Namun, fakta di lapangan menunjukkan bahwa hingga pertengahan Oktober 2025, ketiganya masih aktif menjalankan tugas di jabatan lama. Tidak ada tanda-tanda pelaksanaan putusan etik yang seharusnya bersifat final dan mengikat. Hal ini menimbulkan tanda tanya besar di kalangan masyarakat dan praktisi hukum mengenai lemahnya pengawasan internal serta komitmen penegakan disiplin di tubuh Polri.
Kuasa hukum pelapor, Muhammad Gustryan dari Ryan Gumay Law Firm, menyatakan kekecewaannya atas belum dijalankannya putusan etik tersebut. Menurutnya, proses administratif di Polda Lampung tampak tidak sinkron dan berbelit. “Biro SDM mengatakan belum menerima surat dari Wabprof, sedangkan pihak Wabprof mengklaim surat sudah dikirim. Jadi, siapa yang sebenarnya bertanggung jawab atas keterlambatan ini?” ujarnya, Senin (20/10/2025).
Ryan menegaskan bahwa lambatnya pelaksanaan sanksi terhadap pelanggar etik menunjukkan lemahnya sistem koordinasi dan disiplin internal Polri. Ia menilai, kondisi ini tidak hanya mencoreng marwah institusi, tetapi juga berpotensi merusak kepercayaan publik terhadap komitmen kepolisian dalam menegakkan keadilan.
“Putusan etik sudah inkracht dan tidak bisa ditunda. Jika Polri sendiri mengabaikan keputusan final, bagaimana masyarakat bisa percaya bahwa hukum ditegakkan secara adil dan profesional?” tegas Ryan.
Ia menambahkan bahwa tindakan tidak tegas terhadap pelanggar etik dapat menimbulkan preseden buruk di lingkungan kepolisian. “Kalau pelanggar masih menjabat, itu bisa diartikan sebagai pembenaran terhadap pelanggaran. Polisi seharusnya menjadi teladan dalam kepatuhan terhadap aturan, bukan justru mengabaikannya,” katanya.
Sebagai langkah lanjutan, pihaknya berencana mengirim surat resmi kepada Kapolri Jenderal Polisi dan Irwasum Polri untuk meminta evaluasi menyeluruh terhadap pelaksanaan hasil sidang etik di Polda Lampung.
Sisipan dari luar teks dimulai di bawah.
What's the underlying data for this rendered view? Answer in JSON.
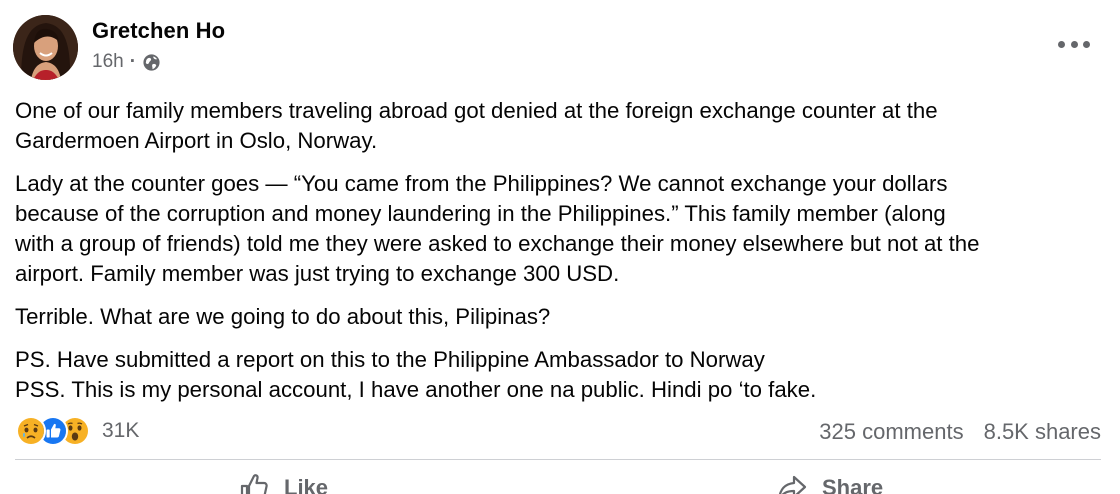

Ryan menegaskan akan mengawal kasus ini sampai tuntas dan tidak segan membawa persoalan ini ke Kompolnas, Mabes Polri, bahkan ke Komisi III DPR RI jika diperlukan.
Kasus ini berawal dari laporan yang diajukan oleh Ryan Gumay Law Firm pada 20 Mei 2025 terhadap tiga anggota Polres Metro. Laporan tersebut terdaftar dengan Nomor: SPSP2/55/V/2025/Subbagyanduan dan SPSP2/56/V/2025/Subbagyanduan, terkait dugaan pelanggaran prosedur penyidikan dan penyalahgunaan wewenang dalam kasus dugaan pencabulan.
Dalam laporan tersebut, disebutkan sejumlah pelanggaran, di antaranya penetapan tersangka secara tergesa-gesa kurang dari 24 jam setelah laporan masuk, tidak diberikan hak pendampingan hukum bagi tersangka, serta adanya indikasi penyidik yang belum memiliki sertifikasi sebagaimana diwajibkan dalam Perkapolri Nomor 3 Tahun 2024 tentang penyidik profesional.
Selain itu, satu di antara terlapor bahkan diduga melakukan intimidasi dan penangkapan terhadap tersangka sebelum adanya laporan resmi. Penangkapan tersebut dilakukan tanpa dasar hukum dan di luar kewenangan jabatannya sebagai anggota Satres Narkoba, yang jelas bertentangan dengan prosedur hukum.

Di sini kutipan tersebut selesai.